2COOL pens Bobby!!!!!!!1


----------



## liftologist (Dec 8, 2007)

Good job Bobby !! glad to see you put it to use


----------



## Bobby (May 21, 2004)

liftologist said:


> Good job Bobby !! glad to see you put it to use


I also bought me a pencil torch at HF yesterday($4.99). I'm going to try the soldering the tubes again.:biggrin:


----------



## Flat Fish (Jun 18, 2005)

I've had the soldering stuf a while but was using a metal epoxy. Finally tried the solder Thursday with good results. Seems like it takes a long time for the solder to wick into the small slot between tube and casing though. It must compress the tube because it seems a much tighter fit on the transmission that the epoxy caused. Reeming the tubes is a must.


----------



## bill (May 21, 2004)

we are overdue a fyi diy lol


----------



## Bobby (May 21, 2004)

speckle-catcher said:


> I have some mesquite I can bring tomorrow if you need it.


Yea Shawn go ahead and bring me some. I can always use free wood.

P.S. Shawn just left the house. He brought me some mesquite.:biggrin::biggrin:


----------



## liftologist (Dec 8, 2007)

Paul what size solder are you using? I use the small diameter solder. and it flows great. I crushed a couple of trannys before I found out reaming was needed....
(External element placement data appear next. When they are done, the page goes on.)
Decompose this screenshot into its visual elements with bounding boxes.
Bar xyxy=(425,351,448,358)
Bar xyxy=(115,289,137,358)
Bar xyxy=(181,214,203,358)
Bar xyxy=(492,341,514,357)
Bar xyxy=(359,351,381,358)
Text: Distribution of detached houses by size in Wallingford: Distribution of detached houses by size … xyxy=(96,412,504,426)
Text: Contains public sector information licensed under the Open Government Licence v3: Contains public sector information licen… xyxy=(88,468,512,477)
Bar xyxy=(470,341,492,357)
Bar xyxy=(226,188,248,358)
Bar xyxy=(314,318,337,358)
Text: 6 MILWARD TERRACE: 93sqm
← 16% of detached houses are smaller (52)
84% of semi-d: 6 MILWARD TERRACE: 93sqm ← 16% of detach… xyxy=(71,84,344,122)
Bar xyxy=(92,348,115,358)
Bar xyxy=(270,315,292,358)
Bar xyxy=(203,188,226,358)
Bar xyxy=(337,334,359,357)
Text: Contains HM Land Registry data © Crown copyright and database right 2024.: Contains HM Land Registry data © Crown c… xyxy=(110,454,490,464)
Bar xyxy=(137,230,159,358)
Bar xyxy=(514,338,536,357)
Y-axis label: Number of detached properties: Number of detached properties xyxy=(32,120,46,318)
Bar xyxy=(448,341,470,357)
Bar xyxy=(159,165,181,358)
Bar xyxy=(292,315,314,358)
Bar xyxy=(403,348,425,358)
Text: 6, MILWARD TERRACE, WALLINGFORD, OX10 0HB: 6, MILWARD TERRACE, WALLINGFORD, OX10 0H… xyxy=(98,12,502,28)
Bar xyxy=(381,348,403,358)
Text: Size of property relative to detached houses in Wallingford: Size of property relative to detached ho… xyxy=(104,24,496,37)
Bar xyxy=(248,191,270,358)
QUOTE=Flat Fish;2782537]I've had the soldering stuf a while but was using a metal epoxy. Finally tried the solder Thursday with good results. Seems like it takes a long time for the solder to wick into the small slot between tube and casing though. It must compress the tube because it seems a much tighter fit on the transmission that the epoxy caused. Reeming the tubes is a must.[/QUOTE]


----------



## Flat Fish (Jun 18, 2005)

I probably do have too large an OD solder. I stole that reeming tip from you after crushing several... Thanks


----------



## Viking48 (Jan 24, 2006)

I agree with Slip - I like those skins much better in a pen. Good work.


----------



## liftologist (Dec 8, 2007)

Flat Fish said:


> I've had the soldering stuf a while but was using a metal epoxy. Finally tried the solder Thursday with good results. Seems like it takes a long time for the solder to wick into the small slot between tube and casing though. It must compress the tube because it seems a much tighter fit on the transmission that the epoxy caused. Reeming the tubes is a must.


Paul, The solder I use is .95mm diameter I picked it up from HF. Hope this helps


----------



## driftfish20 (May 13, 2006)

2cool, nice work!


----------